Markov reflexionó por un instante y luego abrió sus cadenas con la pinza.

―¿De veras crees que podré lograrlo?

―Confío ciegamente en ti.

Bastaron esas cuatro palabras para que él desplegara sus soberbias alas. Sus músculos pectorales y supracoracoideos se tensaron; su magro y vigoroso físico era imponente.

Comenzó a batirlas mientras el sol se filtraba entre las puntas de sus plumas.
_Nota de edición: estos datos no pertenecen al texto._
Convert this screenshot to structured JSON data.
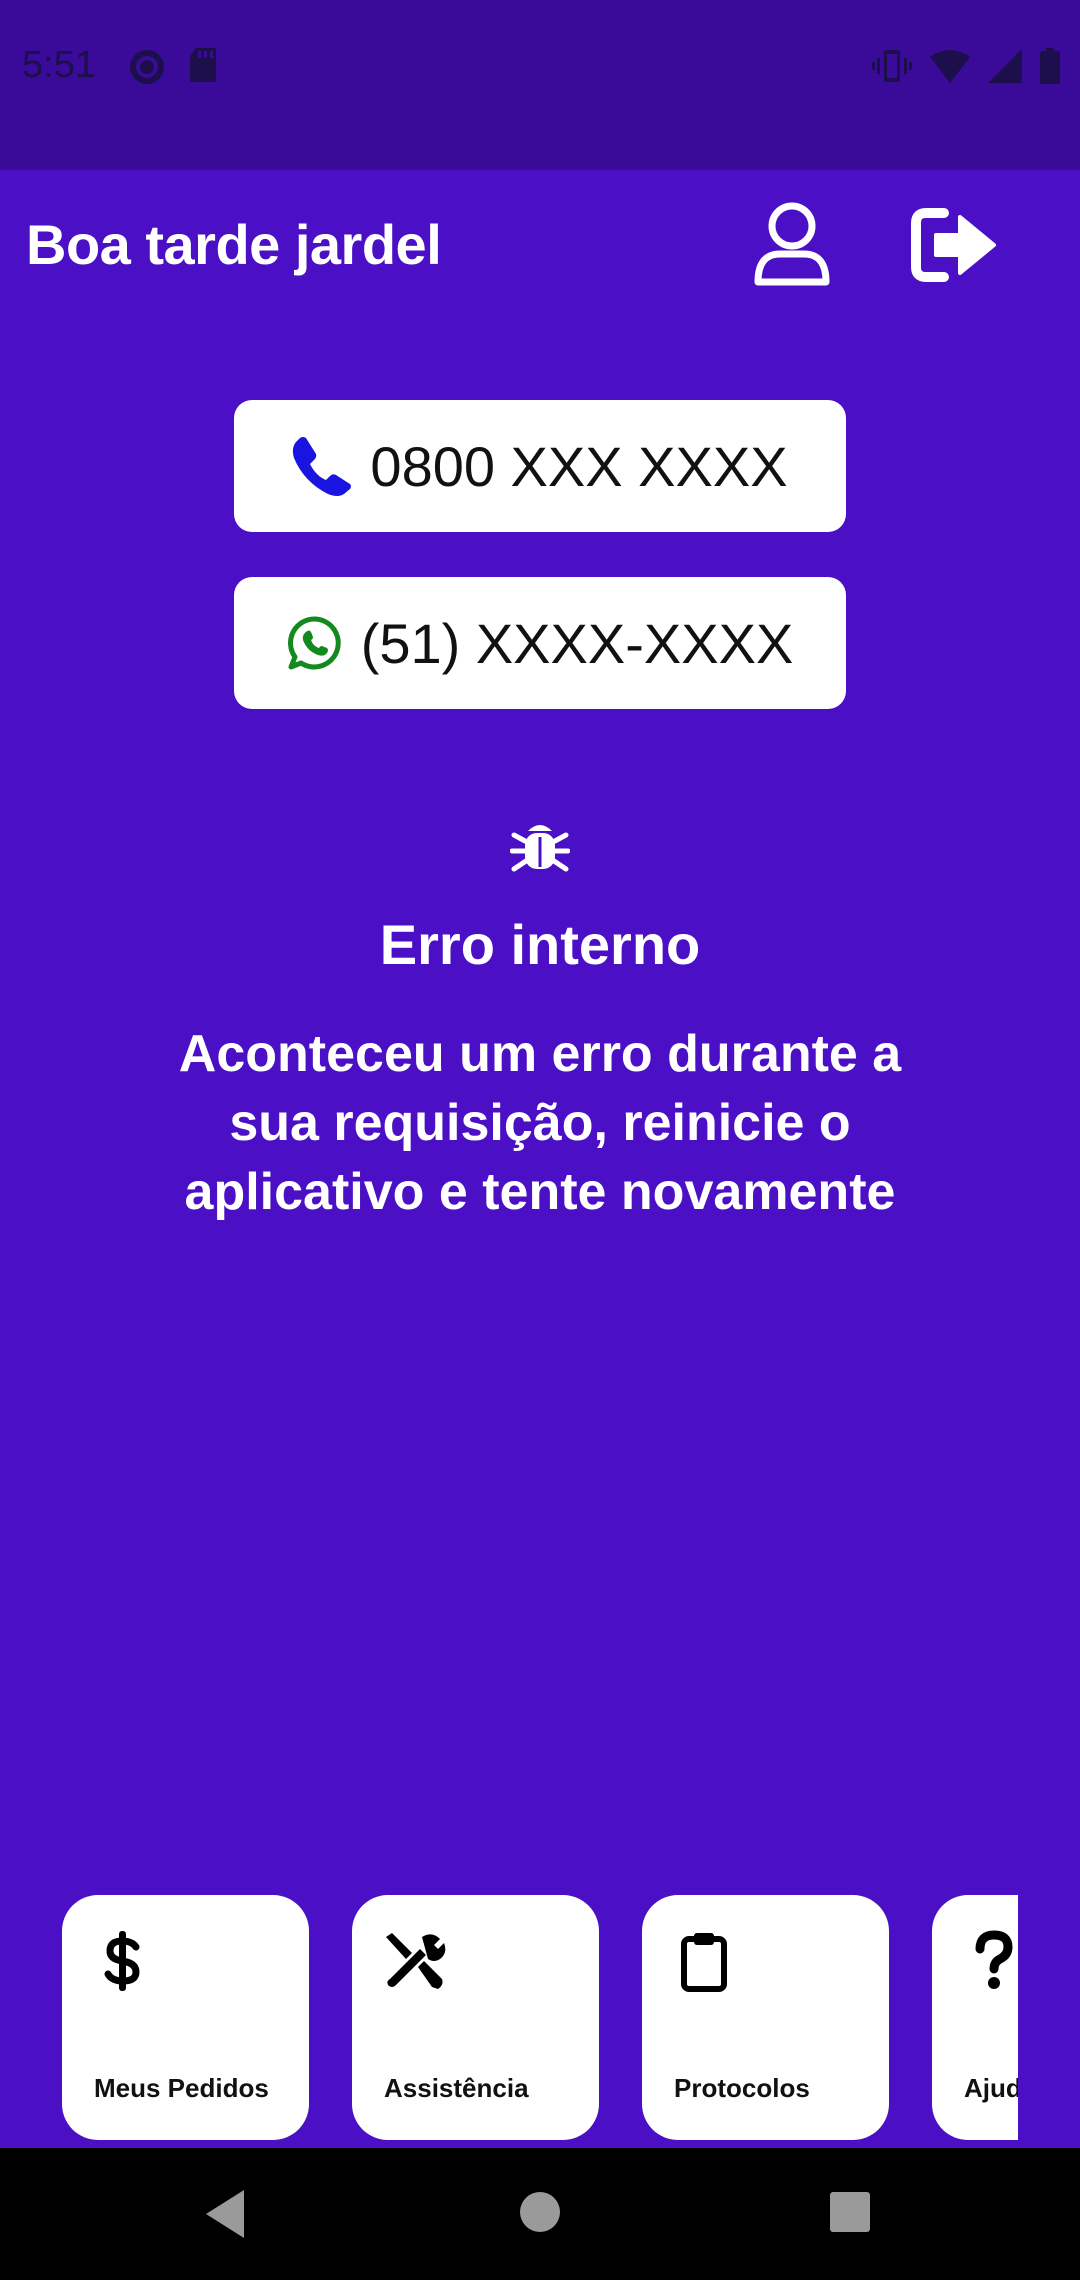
{
  "status_bar": {
    "time": "5:51",
    "left_icons": [
      "pocket-casts-icon",
      "sd-card-icon"
    ],
    "right_icons": [
      "vibrate-icon",
      "wifi-icon",
      "signal-icon",
      "battery-icon"
    ]
  },
  "header": {
    "greeting": "Boa tarde jardel",
    "profile_icon": "user-icon",
    "logout_icon": "sign-out-icon"
  },
  "contacts": {
    "phone": {
      "icon": "phone-icon",
      "number": "0800 XXX XXXX",
      "icon_color": "#1A14E0"
    },
    "whatsapp": {
      "icon": "whatsapp-icon",
      "number": "(51) XXXX-XXXX",
      "icon_color": "#138A1E"
    }
  },
  "error": {
    "icon": "bug-icon",
    "title": "Erro interno",
    "message": "Aconteceu um erro durante a sua requisição, reinicie o aplicativo e tente novamente"
  },
  "menu": {
    "items": [
      {
        "icon": "dollar-icon",
        "label": "Meus Pedidos"
      },
      {
        "icon": "tools-icon",
        "label": "Assistência"
      },
      {
        "icon": "clipboard-icon",
        "label": "Protocolos"
      },
      {
        "icon": "question-icon",
        "label": "Ajuda"
      }
    ]
  },
  "nav_bar": {
    "buttons": [
      "back-icon",
      "home-icon",
      "recents-icon"
    ]
  },
  "colors": {
    "background": "#4B0FC5",
    "status_bar": "#3A0A98",
    "card": "#FFFFFF",
    "text_light": "#FFFFFF"
  }
}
Ella contemplaba absorta sus colores, los cuales cubrían el espectro entero de las montañas.

Markov y Elena se miraron a los ojos en silencio y luego se elevaron juntos por los aires. Dicen que jamás volvieron a pisar la tierra.



FIN






SUEÑOS DE INMORTALIDAD





Abatido por la tristeza, luego del funeral decidí incendiar el cementerio.

...como si aquello pudiera ocasionarle algún daño a la muerte.